Aldo van Eyck
(1918-1999)


Aldo van Eyck at the Otterlo meeting

Aldo Ernest van Eyck was born on 16 March 1918 in Driebergen, the Netherlands. Between 1919 and 1935 he lived in London, where his father was a correspondent for the Rotterdam newspaper NRC. After studying at the Royal Academy of Visual Arts in The Hague, van Eyck studied architecture from 1938-42 at the Eidgenössische Technische Hochschule in Zurich where he became acquainted with the international avant-garde. He remained in Zurich until the war ended and married fellow student Hannie van Roojen.
In 1946, van Eyck moved to Amsterdam and worked there from 1946 until 1951 for the urban development division of the city’s Department of Public Works under Cor van Eesteren and Jacoba Bridgwater. He designed more than 700 playgrounds, which he continued to design long after setting up his own practice in 1951.

Van Eyck gained international recognition with his design of Amsterdam’s Municipal Orphanage (1955-60). His best-known works include the Pastoor Van Ars Church in Loosduinen (1963-69), the temporary sculpture pavilion at Sonsbeek (1965-66) and the PREVI housing in Lima, Peru (1969-72). He built the Hubertus House — a house for single parents and their children — during his partnership with Theo Bosch (1971-82) when the two of them also were responsible for the urban renewal and some of the new buildings in the Nieuwmarkt district of Amsterdam. In practice with his wife Hannie since 1983, he built the ESTEC building for the European Space Agency in Noordwijk (1984-89), the Protestant Church for the Moluccan Community in Deventer (1991-92), and the Auditor’s Office Building in The Hague (1992-97).


The Otterlo Circles, click to enlarge

Van Eyck was the wordsmith of Team 10, of which he was a core member from the very beginning in the 1950s until the very end. At the last CIAM congress (1959) he presented his ‘Otterlo Circles’, a diagram visualizing his syncretic approach to design, bringing together the classical, modern and vernacular traditions in architecture. Other key terms and evocative mottos include the shift from ‘space and time’ to ‘place and occasion’, ‘vers une casbah organisée’, the greater reality of the doorstep, the in-between realm, twin phenomena, reciprocity and relativity. Most of his ideas and concepts are explained in his unpublished typescript ‘The Child, the City and the Artist’ (1962); key articles by his hand are ‘The medicine of reciprocity tentatively illustrated’ and ‘Steps toward a configurative discipline’, both published in Forum, when he was part of the editorial board, which also included Bakema and Hertzberger, among others (1959-63).
Van Eyck found much of his inspiration in the world of art, notably his contemporaries of Cobra, and the poetry movement of ‘de Vijftigers’, as well as in non-western cultures such as the African Dogon which he would visit various times.

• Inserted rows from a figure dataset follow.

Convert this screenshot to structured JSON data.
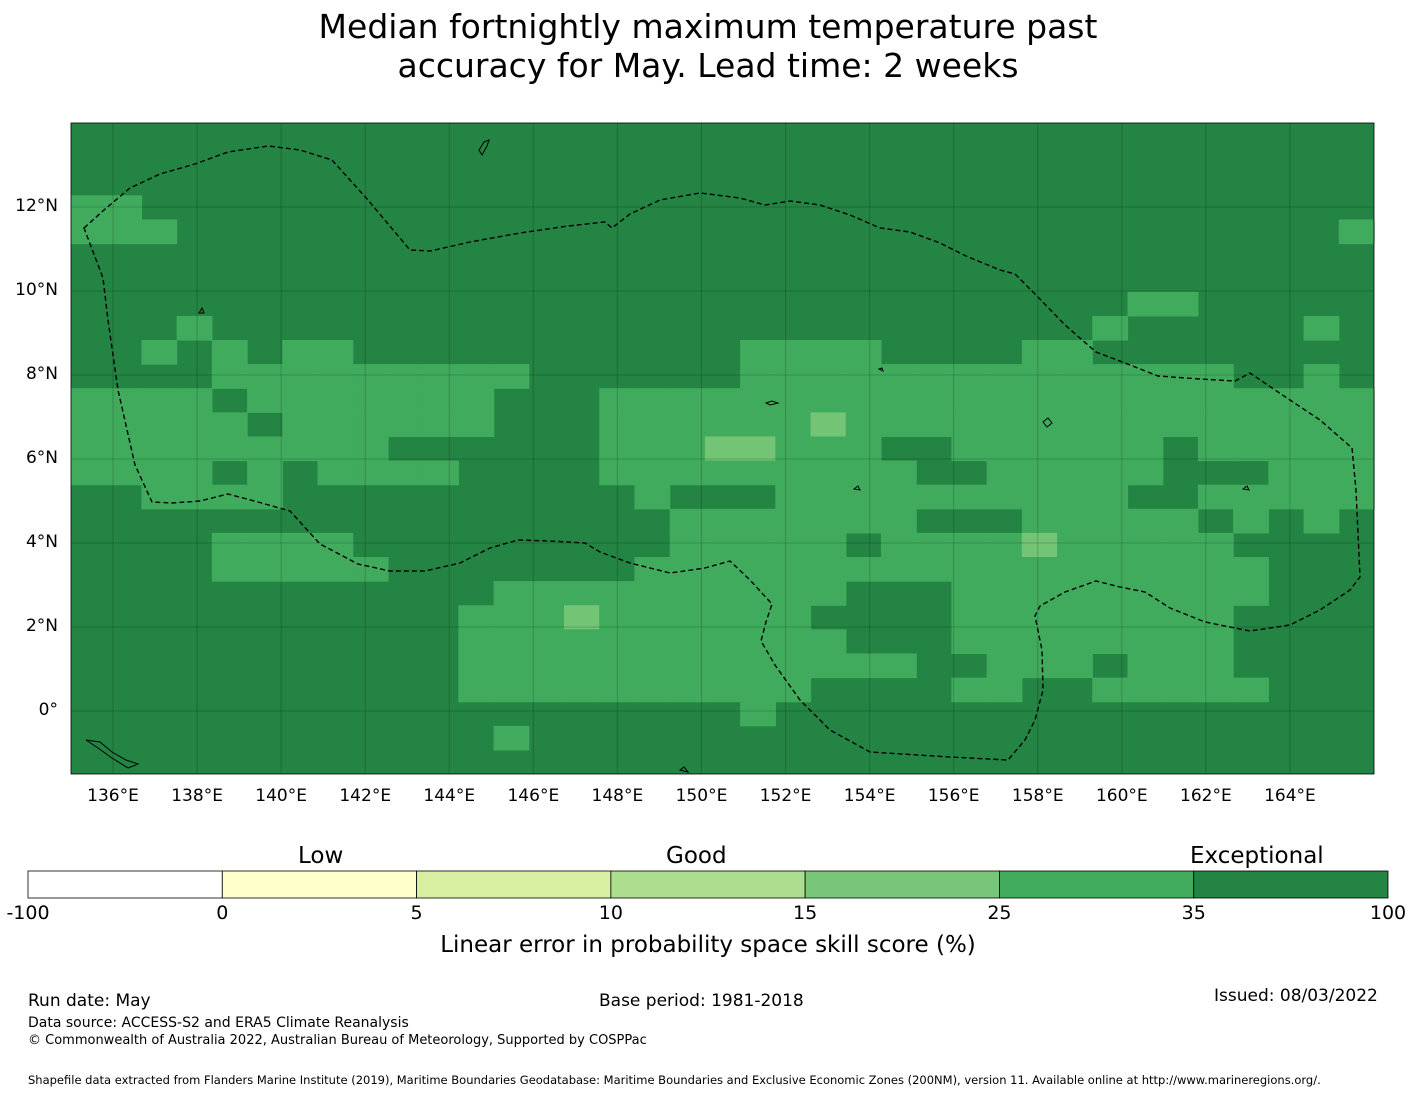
{
  "title_line1": "Median fortnightly maximum temperature past",
  "title_line2": "accuracy for May. Lead time: 2 weeks",
  "colors": {
    "c1": "#74c476",
    "c2": "#41ab5d",
    "c3": "#238443",
    "c_pale": "#addd8e",
    "border": "#000000"
  },
  "map": {
    "lon_labels": [
      "136°E",
      "138°E",
      "140°E",
      "142°E",
      "144°E",
      "146°E",
      "148°E",
      "150°E",
      "152°E",
      "154°E",
      "156°E",
      "158°E",
      "160°E",
      "162°E",
      "164°E"
    ],
    "lat_labels": [
      "12°N",
      "10°N",
      "8°N",
      "6°N",
      "4°N",
      "2°N",
      "0°"
    ],
    "lon_range": [
      135,
      166
    ],
    "lat_range": [
      -1.5,
      14
    ],
    "lon_ticks": [
      136,
      138,
      140,
      142,
      144,
      146,
      148,
      150,
      152,
      154,
      156,
      158,
      160,
      162,
      164
    ],
    "lat_ticks": [
      12,
      10,
      8,
      6,
      4,
      2,
      0
    ],
    "cell_size_deg": 0.833,
    "grid": [
      "3333333333333333333333333333333333333",
      "3333333333333333333333333333333333333",
      "3333333333333333333333333333333333333",
      "2233333333333333333333333333333333333",
      "2223333333333333333333333333333333332",
      "3333333333333333333333333333333333333",
      "3333333333333333333333333333333333333",
      "3333333333333333333333333333332233333",
      "3332333333333333333333333333323333323",
      "3323232233333333333222233332233333333",
      "3333222222222333333222222222222223323",
      "2222322222223332222222222222222222222",
      "2222232222223332222221222222222222222",
      "2222222223333332221122233222222322222",
      "2222323222233332222222223322222333222",
      "3322223333333333233322222222223322222",
      "3333333333333333322222223332222232323",
      "3333222233333333322222322221222223333",
      "3333222223333333222222222222222222333",
      "3333333333332222222222333222222222333",
      "3333333333322212222223333222222223333",
      "3333333333322222222222333222222223333",
      "3333333333322222222222223322232223333",
      "3333333333322222222223333223322222333",
      "3333333333333333333233333333333333333",
      "3333333333332333333333333333333333333",
      "3333333333333333333333333333333333333"
    ]
  },
  "colorbar": {
    "low_label": "Low",
    "good_label": "Good",
    "exceptional_label": "Exceptional",
    "ticks": [
      "-100",
      "0",
      "5",
      "10",
      "15",
      "25",
      "35",
      "100"
    ],
    "colors": [
      "#ffffff",
      "#ffffcc",
      "#d9f0a3",
      "#addd8e",
      "#78c679",
      "#41ab5d",
      "#238443"
    ],
    "label": "Linear error in probability space skill score (%)"
  },
  "footer": {
    "run_date": "Run date: May",
    "base_period": "Base period: 1981-2018",
    "issued": "Issued: 08/03/2022",
    "data_source": "Data source: ACCESS-S2 and ERA5 Climate Reanalysis",
    "copyright": "© Commonwealth of Australia 2022, Australian Bureau of Meteorology, Supported by COSPPac",
    "shapefile": "Shapefile data extracted from Flanders Marine Institute (2019), Maritime Boundaries Geodatabase: Maritime Boundaries and Exclusive Economic Zones (200NM), version 11. Available online at http://www.marineregions.org/."
  }
}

Van Eyck’s effects on the Dutch architecture scene can hardly be overestimated; two of these are the development of so-called Dutch structuralism with Piet Blom and Hertzberger as its best-known representatives, and the achievements of urban renewal, especially in Amsterdam and its Nieuwmarkt district. Van Eyck taught at the Amsterdam Academy of Architecture from 1954 to 1959, and he was a professor at Delft University of Technology from 1966 to 1984. He received numerous distinctions and prizes among which the RIBA Royal Gold Medal in 1990. In 1994 he and his wife were awarded the Dutch BNA-kubus.
Aldo van Eyck died on 14 January 1999 in Loenen, the Netherlands.